Mais les plus grosses inquiétudes concernent les offres d’hospitalités, les formules dites VIP qu’achètent les entreprises pour développer leurs relations avec leurs clients, fournisseurs ou collaborateurs sans pour autant être forcément partenaires du festival. Aux Nuits de Fourvière, Le Village, équivalent des salons ou loges dans les stades, représente 50% de l’apport des entreprises privées dans la structure. “Les risques concernent des éventuelles mesures de distanciation. En fonction des restrictions sur la venue d'artistes internationaux et sur la réduction de jauge, cela pourrait tout changer et on travaille sur différents scénarios comme on l’a déjà fait en mars dernier.
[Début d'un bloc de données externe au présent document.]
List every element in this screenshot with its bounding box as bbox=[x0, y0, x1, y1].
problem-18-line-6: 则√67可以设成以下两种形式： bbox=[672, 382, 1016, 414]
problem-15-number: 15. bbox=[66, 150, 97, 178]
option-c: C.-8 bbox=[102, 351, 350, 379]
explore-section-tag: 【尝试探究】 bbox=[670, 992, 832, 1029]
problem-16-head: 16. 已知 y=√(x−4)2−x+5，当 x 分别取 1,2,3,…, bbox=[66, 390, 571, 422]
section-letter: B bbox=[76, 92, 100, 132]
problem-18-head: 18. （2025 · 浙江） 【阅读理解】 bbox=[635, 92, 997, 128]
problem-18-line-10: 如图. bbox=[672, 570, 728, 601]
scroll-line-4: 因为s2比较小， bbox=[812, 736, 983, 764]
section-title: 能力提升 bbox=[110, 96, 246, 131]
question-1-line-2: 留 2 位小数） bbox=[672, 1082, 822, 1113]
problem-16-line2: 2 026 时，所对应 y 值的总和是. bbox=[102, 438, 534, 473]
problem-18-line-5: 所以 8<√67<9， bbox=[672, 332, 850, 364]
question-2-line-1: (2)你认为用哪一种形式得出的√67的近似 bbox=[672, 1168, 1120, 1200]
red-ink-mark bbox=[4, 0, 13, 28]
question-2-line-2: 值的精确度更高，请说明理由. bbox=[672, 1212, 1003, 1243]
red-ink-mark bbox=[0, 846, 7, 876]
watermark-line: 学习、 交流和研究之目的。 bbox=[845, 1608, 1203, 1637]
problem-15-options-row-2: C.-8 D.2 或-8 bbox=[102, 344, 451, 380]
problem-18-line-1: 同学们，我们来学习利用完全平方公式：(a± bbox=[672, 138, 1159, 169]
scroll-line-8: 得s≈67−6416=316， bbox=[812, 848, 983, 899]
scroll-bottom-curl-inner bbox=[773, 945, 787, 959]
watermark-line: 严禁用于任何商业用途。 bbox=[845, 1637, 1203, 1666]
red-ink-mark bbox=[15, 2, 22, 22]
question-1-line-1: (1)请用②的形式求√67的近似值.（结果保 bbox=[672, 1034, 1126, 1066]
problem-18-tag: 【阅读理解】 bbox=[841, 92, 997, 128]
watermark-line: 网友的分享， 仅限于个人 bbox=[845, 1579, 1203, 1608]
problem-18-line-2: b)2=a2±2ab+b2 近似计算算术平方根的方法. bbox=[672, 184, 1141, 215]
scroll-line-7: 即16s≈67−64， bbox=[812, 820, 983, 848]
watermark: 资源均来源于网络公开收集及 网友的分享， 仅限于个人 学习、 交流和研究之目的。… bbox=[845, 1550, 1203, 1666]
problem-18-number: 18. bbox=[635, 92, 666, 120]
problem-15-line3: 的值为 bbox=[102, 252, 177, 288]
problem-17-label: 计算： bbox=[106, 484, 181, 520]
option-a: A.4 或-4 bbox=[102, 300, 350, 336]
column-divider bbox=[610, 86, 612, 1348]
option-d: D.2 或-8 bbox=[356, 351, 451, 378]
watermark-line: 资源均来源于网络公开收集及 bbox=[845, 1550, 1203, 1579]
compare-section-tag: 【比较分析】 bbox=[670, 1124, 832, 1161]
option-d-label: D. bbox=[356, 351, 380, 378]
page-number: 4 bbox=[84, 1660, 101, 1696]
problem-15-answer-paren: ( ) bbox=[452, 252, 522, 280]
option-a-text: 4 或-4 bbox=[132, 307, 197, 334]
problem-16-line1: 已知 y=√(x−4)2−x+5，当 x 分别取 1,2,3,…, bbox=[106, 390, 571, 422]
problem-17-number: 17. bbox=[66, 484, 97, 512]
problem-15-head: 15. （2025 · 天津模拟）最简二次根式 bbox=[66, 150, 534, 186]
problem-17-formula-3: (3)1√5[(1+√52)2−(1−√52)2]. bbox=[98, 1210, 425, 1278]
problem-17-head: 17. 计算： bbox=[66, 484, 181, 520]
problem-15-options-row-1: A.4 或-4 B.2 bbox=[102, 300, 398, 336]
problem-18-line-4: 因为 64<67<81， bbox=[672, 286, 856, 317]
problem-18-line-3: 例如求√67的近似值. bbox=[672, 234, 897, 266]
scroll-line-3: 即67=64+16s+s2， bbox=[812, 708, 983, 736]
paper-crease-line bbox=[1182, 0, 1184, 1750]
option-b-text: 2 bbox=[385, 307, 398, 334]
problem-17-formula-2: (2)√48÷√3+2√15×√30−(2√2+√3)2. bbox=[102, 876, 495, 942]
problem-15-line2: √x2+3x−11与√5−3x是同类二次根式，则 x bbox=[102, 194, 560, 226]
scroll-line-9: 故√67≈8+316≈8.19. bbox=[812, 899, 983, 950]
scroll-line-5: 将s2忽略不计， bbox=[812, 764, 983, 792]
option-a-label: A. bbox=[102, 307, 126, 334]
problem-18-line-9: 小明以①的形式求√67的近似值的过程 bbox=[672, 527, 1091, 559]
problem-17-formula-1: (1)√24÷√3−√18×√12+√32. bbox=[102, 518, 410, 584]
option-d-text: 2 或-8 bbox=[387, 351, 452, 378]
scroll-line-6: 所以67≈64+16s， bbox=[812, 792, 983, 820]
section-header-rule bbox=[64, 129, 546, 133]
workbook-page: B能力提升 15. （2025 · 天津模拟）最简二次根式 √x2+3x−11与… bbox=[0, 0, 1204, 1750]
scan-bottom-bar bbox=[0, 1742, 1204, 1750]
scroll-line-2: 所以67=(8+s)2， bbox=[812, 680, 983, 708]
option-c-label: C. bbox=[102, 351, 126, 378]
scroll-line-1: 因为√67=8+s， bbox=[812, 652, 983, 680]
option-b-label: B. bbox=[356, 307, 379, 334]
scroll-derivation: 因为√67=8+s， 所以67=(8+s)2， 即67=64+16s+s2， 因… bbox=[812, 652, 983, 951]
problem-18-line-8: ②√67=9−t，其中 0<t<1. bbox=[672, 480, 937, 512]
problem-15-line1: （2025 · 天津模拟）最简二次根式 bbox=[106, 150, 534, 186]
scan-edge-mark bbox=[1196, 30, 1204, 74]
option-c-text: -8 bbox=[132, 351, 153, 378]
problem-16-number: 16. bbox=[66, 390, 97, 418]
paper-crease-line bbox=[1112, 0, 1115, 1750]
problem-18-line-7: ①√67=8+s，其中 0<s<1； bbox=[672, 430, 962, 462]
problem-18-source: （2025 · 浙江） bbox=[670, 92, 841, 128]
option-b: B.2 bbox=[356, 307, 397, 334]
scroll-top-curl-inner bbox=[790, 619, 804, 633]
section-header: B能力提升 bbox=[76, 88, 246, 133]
Avec les coûts d’installation, les éventuelles jauges réduites, on ajuste notre prévisionnel de recettes” détaille Fanny.

“Nos plus gros acheteurs de prestations VIP sont déjà programmés pour l’été prochain, mais on se demande si on sera en capacité de les accueillir. Notre objectif est de conserver une jauge d’accueil identique, mais en fonction des contraintes ne sait pas combien de personnes pourront être sur nos espaces l’été prochain et on ne sait pas encore comment vont réagir nos clients” confirme Thomas qui commercialise les offres pour Art Rock, tout en restant positif.

Car malgré toutes les incertitudes qui règnent de la part des organisateurs et des entreprises, certains secteurs sont moins touchés que d’autres et cela laisse entrevoir un peu d’optimisme pour les équipes. “La grande distribution, la banque, le BTP s’en sortent bien et ce sont des secteurs qui continuent à nous soutenir et seront là l’an prochain. Ca nous donne de l’espoir” annonce Frédéric des Eurockéennes. “Toute la filière agro-alimentaire bretonne semble aussi bien s’en sortir” ajoute Thomas de Art Rock.

Et même si la santé économique de certaines entreprises n’est pas forcément au beau fixe, “les partenaires et mécènes témoignent de l’attachement pour le festival et c’est vraiment quelque chose de positif” conclut Fanny Pelletier. Une tendance qui semble se confirmer chez la plupart des festivals : à l’instar des festivaliers, les entreprises ont elles aussi hâte de retrouver ces événements le plus rapidement possible.